Ever the proponent of taking lessons from other industries and thinking beyond the boundaries of the ones I inhabit everyday, I think about the word “brand” in the context of products I’ve known all my life. Interestingly, their look/shape, packaging, consumer promise, taste, smell and performance are just as they were when I first came to know them many years ago.
Think of Pepperidge Farm Cookies. You would know that packaging anywhere and Mint Milanos have tasted the same since inception! Hellmann’s Mayonnaise. Kleenex. Twinings tea. Lands’ End. The Nike swoosh. The claim they make, personality they exude and attributes they project keep their promise and show up exactly the same way with each encounter.
Each of these is its own brand, comprised of features that distinguish it and keep it distinctive and memorable. Hopefully, it delivers a superior experience compared with its competitors. Every time.
Given our disruptive marketplace and the tendency to commoditize goods and services, creating a brand for ourselves, as individuals, that enables us to stand out, be memorable, and attract the people we want, is more critical than ever. Not just in business, but also in our personal lives. What does our personality say about us?
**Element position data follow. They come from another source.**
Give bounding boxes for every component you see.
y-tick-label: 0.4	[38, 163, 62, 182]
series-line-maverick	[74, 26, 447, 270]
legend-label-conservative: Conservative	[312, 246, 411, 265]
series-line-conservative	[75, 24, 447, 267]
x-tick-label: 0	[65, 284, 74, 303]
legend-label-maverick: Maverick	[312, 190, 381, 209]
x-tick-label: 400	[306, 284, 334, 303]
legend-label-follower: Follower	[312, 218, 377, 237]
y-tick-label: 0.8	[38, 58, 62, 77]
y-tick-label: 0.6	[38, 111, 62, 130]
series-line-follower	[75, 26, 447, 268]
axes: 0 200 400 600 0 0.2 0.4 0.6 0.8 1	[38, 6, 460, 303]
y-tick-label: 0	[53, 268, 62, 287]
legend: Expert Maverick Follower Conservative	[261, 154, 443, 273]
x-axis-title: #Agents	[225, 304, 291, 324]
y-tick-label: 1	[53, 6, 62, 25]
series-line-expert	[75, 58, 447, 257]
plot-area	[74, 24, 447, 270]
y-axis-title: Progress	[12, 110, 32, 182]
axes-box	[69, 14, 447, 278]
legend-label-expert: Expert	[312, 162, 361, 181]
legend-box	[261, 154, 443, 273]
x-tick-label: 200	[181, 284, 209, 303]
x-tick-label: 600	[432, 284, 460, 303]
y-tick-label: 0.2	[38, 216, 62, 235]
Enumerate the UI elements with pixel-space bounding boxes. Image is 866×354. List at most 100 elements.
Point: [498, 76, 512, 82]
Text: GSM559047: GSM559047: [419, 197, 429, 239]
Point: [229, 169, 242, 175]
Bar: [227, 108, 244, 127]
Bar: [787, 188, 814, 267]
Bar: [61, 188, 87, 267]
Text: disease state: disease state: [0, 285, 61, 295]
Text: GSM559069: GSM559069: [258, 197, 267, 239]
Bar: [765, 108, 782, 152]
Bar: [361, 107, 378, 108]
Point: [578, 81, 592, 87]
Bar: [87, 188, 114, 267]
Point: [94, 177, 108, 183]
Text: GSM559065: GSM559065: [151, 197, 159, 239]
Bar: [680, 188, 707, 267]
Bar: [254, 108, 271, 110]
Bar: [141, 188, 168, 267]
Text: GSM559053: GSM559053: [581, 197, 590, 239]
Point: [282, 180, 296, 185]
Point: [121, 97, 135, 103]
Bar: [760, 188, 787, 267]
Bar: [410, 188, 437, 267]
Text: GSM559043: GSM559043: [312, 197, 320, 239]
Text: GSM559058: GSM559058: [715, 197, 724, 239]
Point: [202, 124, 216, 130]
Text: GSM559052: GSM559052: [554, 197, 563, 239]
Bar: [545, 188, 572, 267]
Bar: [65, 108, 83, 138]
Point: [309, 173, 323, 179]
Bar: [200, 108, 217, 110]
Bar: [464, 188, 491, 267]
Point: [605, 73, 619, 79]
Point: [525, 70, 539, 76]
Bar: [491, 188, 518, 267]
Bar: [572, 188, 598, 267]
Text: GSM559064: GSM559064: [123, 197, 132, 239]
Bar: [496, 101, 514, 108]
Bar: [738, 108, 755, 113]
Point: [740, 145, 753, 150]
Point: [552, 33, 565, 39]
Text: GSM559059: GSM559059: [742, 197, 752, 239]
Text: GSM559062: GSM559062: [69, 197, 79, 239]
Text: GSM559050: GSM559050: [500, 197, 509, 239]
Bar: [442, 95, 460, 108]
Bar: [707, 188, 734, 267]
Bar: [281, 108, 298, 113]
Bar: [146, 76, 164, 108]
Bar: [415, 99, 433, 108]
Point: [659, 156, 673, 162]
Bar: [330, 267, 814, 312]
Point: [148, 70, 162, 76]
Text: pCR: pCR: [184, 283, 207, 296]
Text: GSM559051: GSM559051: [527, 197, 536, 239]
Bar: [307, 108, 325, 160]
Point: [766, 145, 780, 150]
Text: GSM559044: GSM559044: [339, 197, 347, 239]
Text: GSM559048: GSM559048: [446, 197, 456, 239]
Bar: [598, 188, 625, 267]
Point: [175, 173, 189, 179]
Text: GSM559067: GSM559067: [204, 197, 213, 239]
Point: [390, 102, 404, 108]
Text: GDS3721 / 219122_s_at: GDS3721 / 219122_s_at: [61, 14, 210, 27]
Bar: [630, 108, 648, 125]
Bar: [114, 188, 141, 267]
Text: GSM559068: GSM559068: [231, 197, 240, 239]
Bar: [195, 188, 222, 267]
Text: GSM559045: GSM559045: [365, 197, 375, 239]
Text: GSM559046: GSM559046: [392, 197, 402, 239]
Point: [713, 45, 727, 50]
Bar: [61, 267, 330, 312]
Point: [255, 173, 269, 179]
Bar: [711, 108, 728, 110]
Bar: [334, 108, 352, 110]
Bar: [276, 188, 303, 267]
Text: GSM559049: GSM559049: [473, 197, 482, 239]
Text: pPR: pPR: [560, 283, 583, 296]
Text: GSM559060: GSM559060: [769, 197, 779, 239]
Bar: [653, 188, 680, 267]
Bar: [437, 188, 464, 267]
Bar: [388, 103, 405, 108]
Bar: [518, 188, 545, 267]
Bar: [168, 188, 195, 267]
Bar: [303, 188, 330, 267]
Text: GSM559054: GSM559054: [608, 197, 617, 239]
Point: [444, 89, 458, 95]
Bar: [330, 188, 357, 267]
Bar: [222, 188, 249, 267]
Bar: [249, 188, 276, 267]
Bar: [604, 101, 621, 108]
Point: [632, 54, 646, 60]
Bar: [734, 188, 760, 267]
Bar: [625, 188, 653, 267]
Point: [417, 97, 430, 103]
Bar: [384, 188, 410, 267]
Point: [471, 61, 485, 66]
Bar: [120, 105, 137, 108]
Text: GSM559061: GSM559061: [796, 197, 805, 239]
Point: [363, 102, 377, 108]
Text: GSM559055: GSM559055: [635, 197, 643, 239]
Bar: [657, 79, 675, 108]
What do the way we dress, the places we show up, our speech and choice of words, our body language, etc., say about us in the minds of those we care about?
Everyone has a chance to stand out. Everyone has the opportunity to be a valued brand. Everyone can choose what messages they send, and what messages they do not want to send.
You are the CEO of the brand, “Me, Inc.”
Amazingly, I just came across an article I had been saving entitled “The Brand Called You” dated August 31, 1997 (yes, really!) published by Fast Company and authored by Tom Peters. It is as if it were written this morning. He advocates that we be “our own micro-equivalent of the Nike swoosh.” Here are some other nuggets he offered up:
So what is the “feature-benefit model” that the brand called You offers? Ask yourself: What do I do that adds remarkable, measurable, distinguished, distinctive value? Forget your job description. Ask yourself: What do I do that I am most proud of? Most of all, forget about the standard rungs of progression you’ve climbed in your career up to now. What have I accomplished that I can unabashedly brag about? If you’re going to be a brand, you’ve got to become relentlessly focused on what you do that adds value, that you’re proud of, and most important, that you can shamelessly take credit for.
Someone once said to me – “you define your business by the clients you do not take.” (Please permit a quick plug for a previous blog post that can be seen here.)
Think about that and all that it means:
• Having the self-awareness, focus, perseverance and courage to stay the course and not be distracted by bright shiny lights
• Being thoughtful and intentional about how you want to be perceived and the steps you are willing to take to get there
• Checking in with clients and others whom you trust to ensure that how you want to be perceived or experienced is the same as how you are perceived and experienced. If there is a disconnect, you can choose to keep going down that path, or tweak and retool to achieve your initial goal
We get to choose. Let’s all ask ourselves, as Tom Peters does in his article, “How is the brand YOU doing?”